Organizers said no less than 15 people were on hand at any given time for the "blitz build" project with as many as 50 volunteers at other times.
The house was completed with windows, doors and vinyl siding. Saturday more work will continue to insulate and Sheetrock the home. In the end, it will have taken five weeks to build the house to a status where the new occupants can just move in. The house even will have appliances and completed flooring.
A partner family with Habitat has been selected to move into the Pine Street home. While supplies are still being purchased, the three-bedroom home is expected to cost less than $40,000 for the completed project. The average Habitat home sells for $48,000.

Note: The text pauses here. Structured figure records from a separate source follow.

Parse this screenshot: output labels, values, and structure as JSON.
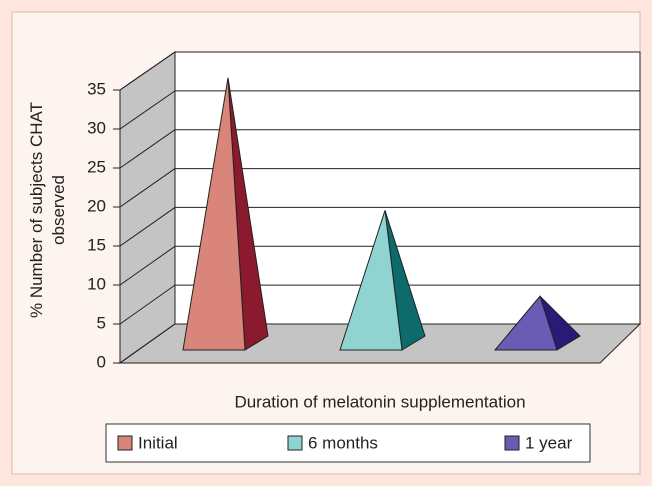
{
  "chart_data": {
    "type": "bar",
    "categories": [
      "Initial",
      "6 months",
      "1 year"
    ],
    "values": [
      34,
      17,
      6
    ],
    "colors": [
      "#d9857a",
      "#8fd4d0",
      "#6a5bb5"
    ],
    "side_colors": [
      "#8b1a2e",
      "#0d6b6b",
      "#2a1a78"
    ],
    "ylabel": "% Number of subjects CHAT observed",
    "xlabel": "Duration of melatonin supplementation",
    "ylim": [
      0,
      35
    ],
    "yticks": [
      0,
      5,
      10,
      15,
      20,
      25,
      30,
      35
    ],
    "grid": true
  }
}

Help came from a variety of sources, including volunteers from the Brainerd-Baxter-Nisswa habitat chapters and the Brainerd and Baxter Lions clubs. Some businesses, such as Lakeland Mold Co., sent crews to help. Manion Lumber and Truss in Pillager sent 18 employees who signed up for shifts and then were paid their regular hourly wages during their volunteer time at the Habitat site. Crow Wing Power sent volunteers two evenings in a row to work on the roof and trusses. And there were efforts to recruit from churches and area individuals.
Pressure for land has been pushing affordable purchase prices out of habitat's reach. So the organization made an appeal for support through lot donations, noting such gifts are tax deductible for an amount equal to the properties' appraised value.
Volunteers perched on scaffolding to assist with the Lakes Area Habitat for Humanity project to build a house for a partner family on a quiet section of Pine Street in Brainerd.
"I really just want to thank the whole community in general for the outstanding show of support on this project," Pelkey said.
The blitz build project was inspired by an international program called "Building on Faith Week."
"We are supposed to leap out and do something literally on faith that it will get done," Pelkey said of the program and his own concerns about its successful prospects. "Even three days before the blitz began I wasn't sure it was going to happen. There were so many things to be done but it just fell in place.
"It's really designed to inspire the community, to engage the community, to draw them into something that is unique and fun and sustain them into the year.
Starting with a cement slab, volunteers with a variety of skills and a desire to help put up walls and rooms in the three-bedroom home.
"There are a lot of good people out there and many of them are just looking for good work to do."